Will any of this stem the attacks by market traders? I doubt it. Will any of this forestall the inevitable sharp rise in interest rates, I doubt it. Or indeed stop ongoing sterling losses. To quell inflation requires interest rates above inflation, you can’t bear down from below. It remains daft to think UK interest rates can be effective whilst remaining underneath US ones either, as we said in our previous post. 

Both clipped from this site, and set out side by side. The core data as is cited below are from the Federal Reserve and the Bank of England respectively.

So, what is the shape of this next recession?

I think we are now starting to see it. Not that much unemployment, the current tight labour market, without addressing increased workforce participation, is going nowhere. Nor is a secondary residential property crash certain. That is so last century, both areas are now far more heavily fortified sectors than they were last time. And both are now designed (and legislated) to be fiercely inflexible downwards.
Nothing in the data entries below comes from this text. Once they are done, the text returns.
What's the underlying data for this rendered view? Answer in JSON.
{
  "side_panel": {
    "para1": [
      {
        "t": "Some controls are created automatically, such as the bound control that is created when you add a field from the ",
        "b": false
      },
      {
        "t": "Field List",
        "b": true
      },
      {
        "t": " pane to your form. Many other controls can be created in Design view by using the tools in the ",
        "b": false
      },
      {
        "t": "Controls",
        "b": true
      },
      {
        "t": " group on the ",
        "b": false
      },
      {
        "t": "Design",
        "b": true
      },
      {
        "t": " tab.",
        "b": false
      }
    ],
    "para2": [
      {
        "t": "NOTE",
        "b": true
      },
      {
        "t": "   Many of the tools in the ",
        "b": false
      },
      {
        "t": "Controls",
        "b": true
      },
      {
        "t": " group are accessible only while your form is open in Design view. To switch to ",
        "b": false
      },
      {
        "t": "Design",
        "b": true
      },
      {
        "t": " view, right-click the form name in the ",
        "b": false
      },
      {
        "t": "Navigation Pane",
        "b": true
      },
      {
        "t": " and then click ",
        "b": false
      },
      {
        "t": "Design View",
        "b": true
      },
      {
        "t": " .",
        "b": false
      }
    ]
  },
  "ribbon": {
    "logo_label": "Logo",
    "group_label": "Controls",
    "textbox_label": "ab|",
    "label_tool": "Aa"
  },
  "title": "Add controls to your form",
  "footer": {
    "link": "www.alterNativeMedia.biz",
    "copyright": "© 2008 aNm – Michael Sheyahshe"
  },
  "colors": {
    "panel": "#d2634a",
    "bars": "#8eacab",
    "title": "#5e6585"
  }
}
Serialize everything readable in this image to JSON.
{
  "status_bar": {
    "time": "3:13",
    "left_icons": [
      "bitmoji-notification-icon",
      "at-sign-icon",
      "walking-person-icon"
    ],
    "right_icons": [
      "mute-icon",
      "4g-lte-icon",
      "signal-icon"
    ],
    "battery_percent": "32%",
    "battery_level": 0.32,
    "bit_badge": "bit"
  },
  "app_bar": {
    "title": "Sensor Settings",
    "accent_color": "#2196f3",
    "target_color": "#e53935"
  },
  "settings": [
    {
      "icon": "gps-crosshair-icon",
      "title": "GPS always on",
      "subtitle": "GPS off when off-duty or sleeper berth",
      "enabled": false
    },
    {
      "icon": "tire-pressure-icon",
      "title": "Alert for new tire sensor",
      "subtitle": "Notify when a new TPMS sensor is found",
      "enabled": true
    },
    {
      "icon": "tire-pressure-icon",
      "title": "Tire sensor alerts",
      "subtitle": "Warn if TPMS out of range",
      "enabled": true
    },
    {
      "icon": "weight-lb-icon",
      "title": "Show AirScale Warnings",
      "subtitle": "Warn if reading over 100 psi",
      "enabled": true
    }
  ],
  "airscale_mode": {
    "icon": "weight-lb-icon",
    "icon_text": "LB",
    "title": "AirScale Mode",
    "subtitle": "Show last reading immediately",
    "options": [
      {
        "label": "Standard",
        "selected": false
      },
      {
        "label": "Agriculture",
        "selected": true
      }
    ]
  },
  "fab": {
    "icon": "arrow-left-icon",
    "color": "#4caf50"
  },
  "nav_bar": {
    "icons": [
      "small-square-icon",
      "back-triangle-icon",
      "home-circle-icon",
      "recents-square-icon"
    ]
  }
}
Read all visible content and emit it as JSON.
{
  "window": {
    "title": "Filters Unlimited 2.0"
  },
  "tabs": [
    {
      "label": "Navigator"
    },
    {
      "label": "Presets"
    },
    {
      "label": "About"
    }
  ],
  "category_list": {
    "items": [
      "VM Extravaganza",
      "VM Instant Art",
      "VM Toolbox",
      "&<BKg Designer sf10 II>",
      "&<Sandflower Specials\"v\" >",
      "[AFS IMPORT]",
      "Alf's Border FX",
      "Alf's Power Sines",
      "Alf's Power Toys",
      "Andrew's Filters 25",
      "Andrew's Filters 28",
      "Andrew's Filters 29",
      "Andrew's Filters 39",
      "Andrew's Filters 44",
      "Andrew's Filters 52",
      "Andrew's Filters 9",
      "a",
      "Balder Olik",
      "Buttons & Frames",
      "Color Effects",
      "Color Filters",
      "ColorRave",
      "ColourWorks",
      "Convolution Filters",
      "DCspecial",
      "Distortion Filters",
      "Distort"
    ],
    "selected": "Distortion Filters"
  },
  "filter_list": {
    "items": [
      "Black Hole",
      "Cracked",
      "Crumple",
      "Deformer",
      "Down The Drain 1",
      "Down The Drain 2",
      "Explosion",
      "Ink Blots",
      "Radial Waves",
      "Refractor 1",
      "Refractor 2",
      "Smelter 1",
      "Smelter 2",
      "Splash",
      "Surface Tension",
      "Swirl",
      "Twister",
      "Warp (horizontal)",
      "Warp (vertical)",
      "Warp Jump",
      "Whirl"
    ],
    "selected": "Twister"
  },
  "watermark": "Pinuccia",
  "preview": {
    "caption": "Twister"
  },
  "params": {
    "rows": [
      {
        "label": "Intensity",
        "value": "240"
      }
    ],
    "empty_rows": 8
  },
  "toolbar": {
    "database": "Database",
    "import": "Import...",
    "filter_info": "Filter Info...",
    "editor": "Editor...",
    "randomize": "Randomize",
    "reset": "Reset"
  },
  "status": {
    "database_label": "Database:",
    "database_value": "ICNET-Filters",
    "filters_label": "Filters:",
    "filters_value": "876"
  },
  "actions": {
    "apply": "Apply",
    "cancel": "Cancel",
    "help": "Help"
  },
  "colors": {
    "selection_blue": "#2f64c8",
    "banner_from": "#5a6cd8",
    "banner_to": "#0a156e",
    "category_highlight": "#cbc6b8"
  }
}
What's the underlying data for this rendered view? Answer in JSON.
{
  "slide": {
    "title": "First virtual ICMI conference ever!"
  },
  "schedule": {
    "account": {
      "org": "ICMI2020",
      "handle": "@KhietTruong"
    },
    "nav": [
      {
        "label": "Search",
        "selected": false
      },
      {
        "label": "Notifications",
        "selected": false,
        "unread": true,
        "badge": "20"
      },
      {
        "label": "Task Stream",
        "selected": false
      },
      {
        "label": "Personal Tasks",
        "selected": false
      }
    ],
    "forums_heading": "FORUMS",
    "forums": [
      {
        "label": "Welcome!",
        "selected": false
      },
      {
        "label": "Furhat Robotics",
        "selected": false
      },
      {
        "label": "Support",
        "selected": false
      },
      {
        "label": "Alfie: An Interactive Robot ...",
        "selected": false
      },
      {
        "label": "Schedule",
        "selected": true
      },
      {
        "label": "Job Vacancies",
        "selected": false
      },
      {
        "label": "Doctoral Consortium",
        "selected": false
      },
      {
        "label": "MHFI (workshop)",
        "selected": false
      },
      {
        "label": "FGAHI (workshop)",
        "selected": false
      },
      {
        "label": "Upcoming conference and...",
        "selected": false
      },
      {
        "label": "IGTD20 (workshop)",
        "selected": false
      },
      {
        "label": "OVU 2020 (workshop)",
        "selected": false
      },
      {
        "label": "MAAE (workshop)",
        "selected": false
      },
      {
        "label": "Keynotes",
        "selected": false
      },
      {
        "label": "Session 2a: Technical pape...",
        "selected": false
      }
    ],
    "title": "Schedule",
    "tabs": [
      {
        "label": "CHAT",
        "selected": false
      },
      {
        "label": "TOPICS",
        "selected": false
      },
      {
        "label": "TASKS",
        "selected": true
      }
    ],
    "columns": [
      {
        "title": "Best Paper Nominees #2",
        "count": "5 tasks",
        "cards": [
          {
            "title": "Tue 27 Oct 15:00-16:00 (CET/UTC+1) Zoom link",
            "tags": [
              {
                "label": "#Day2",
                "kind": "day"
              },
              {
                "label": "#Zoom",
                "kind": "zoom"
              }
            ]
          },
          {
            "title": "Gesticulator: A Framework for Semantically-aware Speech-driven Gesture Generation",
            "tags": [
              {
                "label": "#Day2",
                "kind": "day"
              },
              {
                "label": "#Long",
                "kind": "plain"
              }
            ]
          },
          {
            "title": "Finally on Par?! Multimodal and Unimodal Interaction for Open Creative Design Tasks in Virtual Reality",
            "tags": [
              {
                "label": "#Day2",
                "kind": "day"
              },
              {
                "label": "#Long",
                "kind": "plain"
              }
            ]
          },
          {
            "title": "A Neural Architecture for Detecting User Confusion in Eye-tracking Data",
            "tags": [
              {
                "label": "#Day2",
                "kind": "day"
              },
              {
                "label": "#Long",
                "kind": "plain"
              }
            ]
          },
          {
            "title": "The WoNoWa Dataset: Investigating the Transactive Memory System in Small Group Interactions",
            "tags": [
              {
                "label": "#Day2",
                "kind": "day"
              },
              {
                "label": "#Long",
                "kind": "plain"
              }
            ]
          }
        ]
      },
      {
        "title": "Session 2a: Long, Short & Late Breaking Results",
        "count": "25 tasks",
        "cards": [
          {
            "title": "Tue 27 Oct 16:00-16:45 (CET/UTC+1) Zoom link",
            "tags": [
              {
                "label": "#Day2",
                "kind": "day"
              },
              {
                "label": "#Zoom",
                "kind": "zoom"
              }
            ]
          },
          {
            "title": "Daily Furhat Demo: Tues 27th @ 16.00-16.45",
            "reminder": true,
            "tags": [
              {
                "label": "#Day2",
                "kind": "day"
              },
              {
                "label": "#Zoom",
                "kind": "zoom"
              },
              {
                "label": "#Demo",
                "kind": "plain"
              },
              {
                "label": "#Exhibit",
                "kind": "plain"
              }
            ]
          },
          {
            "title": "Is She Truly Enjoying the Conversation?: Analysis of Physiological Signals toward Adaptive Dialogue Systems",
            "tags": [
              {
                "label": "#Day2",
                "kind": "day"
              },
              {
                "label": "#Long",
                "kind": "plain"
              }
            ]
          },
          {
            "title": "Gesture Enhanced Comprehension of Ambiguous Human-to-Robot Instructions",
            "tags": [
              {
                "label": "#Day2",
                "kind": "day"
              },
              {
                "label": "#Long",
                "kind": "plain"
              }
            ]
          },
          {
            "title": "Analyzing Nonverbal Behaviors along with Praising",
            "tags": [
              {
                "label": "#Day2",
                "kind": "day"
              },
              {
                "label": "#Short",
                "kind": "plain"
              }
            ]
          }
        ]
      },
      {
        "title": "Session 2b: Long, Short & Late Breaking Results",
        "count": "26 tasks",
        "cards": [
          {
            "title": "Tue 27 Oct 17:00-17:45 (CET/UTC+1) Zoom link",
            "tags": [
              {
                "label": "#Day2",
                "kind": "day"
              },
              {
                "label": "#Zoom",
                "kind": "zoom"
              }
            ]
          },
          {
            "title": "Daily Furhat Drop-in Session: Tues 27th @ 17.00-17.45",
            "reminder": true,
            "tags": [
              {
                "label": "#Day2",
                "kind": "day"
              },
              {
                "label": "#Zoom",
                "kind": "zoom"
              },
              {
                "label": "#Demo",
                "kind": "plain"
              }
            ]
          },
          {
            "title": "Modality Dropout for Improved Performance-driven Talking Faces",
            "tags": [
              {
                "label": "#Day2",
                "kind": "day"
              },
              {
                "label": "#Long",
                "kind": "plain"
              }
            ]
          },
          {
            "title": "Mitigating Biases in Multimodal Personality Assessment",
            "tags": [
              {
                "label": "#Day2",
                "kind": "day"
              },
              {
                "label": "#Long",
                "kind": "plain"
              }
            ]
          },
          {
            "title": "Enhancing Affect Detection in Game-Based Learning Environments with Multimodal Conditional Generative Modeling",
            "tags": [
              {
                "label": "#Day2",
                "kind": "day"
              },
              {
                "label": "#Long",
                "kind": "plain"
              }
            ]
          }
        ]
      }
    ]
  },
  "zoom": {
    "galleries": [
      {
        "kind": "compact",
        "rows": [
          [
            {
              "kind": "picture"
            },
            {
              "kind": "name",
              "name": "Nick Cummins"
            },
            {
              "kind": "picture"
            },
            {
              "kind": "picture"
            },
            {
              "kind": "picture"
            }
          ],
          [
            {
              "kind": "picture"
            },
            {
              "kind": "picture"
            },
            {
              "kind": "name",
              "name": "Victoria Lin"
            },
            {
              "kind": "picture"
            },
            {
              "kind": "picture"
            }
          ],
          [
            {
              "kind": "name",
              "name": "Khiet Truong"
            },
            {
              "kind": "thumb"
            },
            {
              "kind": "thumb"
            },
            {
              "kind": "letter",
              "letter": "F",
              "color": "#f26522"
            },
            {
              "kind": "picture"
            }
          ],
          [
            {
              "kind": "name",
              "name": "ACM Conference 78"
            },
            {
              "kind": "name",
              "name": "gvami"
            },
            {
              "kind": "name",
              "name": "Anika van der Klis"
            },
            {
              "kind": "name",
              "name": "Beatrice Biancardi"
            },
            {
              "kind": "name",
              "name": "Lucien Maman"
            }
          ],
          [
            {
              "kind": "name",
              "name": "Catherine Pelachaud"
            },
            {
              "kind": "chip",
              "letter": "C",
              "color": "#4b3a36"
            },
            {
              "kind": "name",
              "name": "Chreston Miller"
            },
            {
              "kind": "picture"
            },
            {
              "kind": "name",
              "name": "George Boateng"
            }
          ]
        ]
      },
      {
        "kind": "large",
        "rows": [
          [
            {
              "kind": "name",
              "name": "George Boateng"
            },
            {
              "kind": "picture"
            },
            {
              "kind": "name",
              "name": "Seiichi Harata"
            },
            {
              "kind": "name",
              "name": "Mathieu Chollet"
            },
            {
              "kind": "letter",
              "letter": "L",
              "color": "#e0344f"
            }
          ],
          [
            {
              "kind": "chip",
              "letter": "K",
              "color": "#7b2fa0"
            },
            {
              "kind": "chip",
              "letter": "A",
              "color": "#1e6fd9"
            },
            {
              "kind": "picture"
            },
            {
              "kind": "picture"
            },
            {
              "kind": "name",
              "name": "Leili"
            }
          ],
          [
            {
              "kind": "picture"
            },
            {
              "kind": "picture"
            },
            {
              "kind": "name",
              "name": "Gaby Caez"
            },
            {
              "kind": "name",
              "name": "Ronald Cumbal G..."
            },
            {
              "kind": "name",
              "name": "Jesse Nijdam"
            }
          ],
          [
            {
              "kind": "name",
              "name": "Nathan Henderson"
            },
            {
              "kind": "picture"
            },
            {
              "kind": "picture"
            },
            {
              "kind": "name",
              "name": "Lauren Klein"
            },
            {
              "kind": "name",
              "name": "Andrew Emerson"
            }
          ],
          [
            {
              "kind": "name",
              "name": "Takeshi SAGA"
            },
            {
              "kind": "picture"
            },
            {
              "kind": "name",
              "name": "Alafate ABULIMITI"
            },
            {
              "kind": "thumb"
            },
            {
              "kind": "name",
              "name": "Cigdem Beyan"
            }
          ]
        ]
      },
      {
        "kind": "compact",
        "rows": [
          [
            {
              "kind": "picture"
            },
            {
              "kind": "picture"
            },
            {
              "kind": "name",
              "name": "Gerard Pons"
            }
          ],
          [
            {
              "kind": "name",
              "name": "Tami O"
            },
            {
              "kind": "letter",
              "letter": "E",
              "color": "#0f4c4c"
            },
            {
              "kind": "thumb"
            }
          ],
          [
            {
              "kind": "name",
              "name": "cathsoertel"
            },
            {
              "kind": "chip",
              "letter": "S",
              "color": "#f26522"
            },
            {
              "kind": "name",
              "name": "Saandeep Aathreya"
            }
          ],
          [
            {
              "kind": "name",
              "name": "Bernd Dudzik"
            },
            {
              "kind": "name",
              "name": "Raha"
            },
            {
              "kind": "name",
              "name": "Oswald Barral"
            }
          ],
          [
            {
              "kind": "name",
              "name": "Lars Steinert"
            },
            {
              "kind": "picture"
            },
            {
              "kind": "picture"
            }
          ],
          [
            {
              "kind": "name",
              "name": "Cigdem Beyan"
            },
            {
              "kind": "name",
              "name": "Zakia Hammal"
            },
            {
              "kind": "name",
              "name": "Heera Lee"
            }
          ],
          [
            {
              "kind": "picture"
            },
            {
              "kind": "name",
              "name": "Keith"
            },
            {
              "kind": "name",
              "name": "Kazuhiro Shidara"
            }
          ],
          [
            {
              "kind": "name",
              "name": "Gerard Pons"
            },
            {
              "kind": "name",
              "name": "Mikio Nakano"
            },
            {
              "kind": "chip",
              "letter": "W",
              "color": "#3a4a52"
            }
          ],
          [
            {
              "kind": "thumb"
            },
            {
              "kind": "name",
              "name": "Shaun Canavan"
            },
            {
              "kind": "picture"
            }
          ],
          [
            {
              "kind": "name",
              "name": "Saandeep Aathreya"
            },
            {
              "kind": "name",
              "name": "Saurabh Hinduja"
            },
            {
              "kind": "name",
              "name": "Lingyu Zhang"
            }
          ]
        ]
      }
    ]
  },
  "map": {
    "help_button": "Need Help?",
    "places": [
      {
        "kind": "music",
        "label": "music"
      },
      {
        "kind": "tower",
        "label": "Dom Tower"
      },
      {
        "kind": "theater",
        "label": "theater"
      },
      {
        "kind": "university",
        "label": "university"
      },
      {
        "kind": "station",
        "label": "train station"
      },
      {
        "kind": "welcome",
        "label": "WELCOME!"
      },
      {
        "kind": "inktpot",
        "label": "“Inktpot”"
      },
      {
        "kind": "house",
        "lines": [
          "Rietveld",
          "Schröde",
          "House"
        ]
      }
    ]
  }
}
That is what the current labour market (and our dire productivity performance) is telling us.

House prices are propped up by a very generous market backdrop, ongoing vice like planning, high land taxation, tons of liquidity and a deep political fear of the consequences of a collapse. For all the moaning, borrowers are still able to load up at negative real rates, with a highly competitive mortgage market and generous fixed term offers.

But do expect a general slaughter of small businesses (or rather the current collapse will go on despite the various support packages). Expect weak margins for UK based firms, ever more exposed to competition, from far more generous and protectionist states. 

WTO rules really are in tatters now and routinely ignored by powerful countries like the US and Germany. Expect a resulting fall in quality both in goods and services, again a continuation of current trends, as globalisation retreats.

But remember too, that so far, we do have inflation, but not a recession. The current dislocation is caused by a resource switch towards savers, who at all levels have had slim returns for a while, and we will now instead punish borrowers, who have had an absurdly easy, subsidised, inflationary decade.

The big picture, overall

Meanwhile in the energy world, a resource transfer is taking place from energy users to energy producers, who have likewise had a thin time of it. That those energy producers are places like the US, Russia, Saudi Arabia, Iran, Nigeria, Brazil, is a remarkable own goal for Europe.

But it is neutral for the world.

Indeed, much of those surplus funds will now be collected as various direct and indirect tax revenues, or to pay down debt, or as new investable funds, or distributed as dividend payments, but very little of that vast energy price transfer leaves the known universe.

For Europe, however the decline happens with the slow loss of productivity, plus the demographic torque. Meanwhile borrowing our way out, is suddenly becoming far more painful.

The political turmoil is ultimately from this change, and the longer states borrow more and pretend nothing has changed, the less effective will be their remedies. And indeed, the more the big efficient producers, like China, the US and Saudi Arabia will thrive. Neither more debt, nor protectionism will solve this, nor indeed will more global military adventurism.      

Confidence is understandably damaged

Given that backdrop the mood music is damaged just now. Markets are trying to spark rallies, but with no real confidence yet.

Investors sense there is value, but with too little data to know where.

But whisper it quietly, Santa Claus is due, and the market mood is not quite as bleak as events suggest it should be.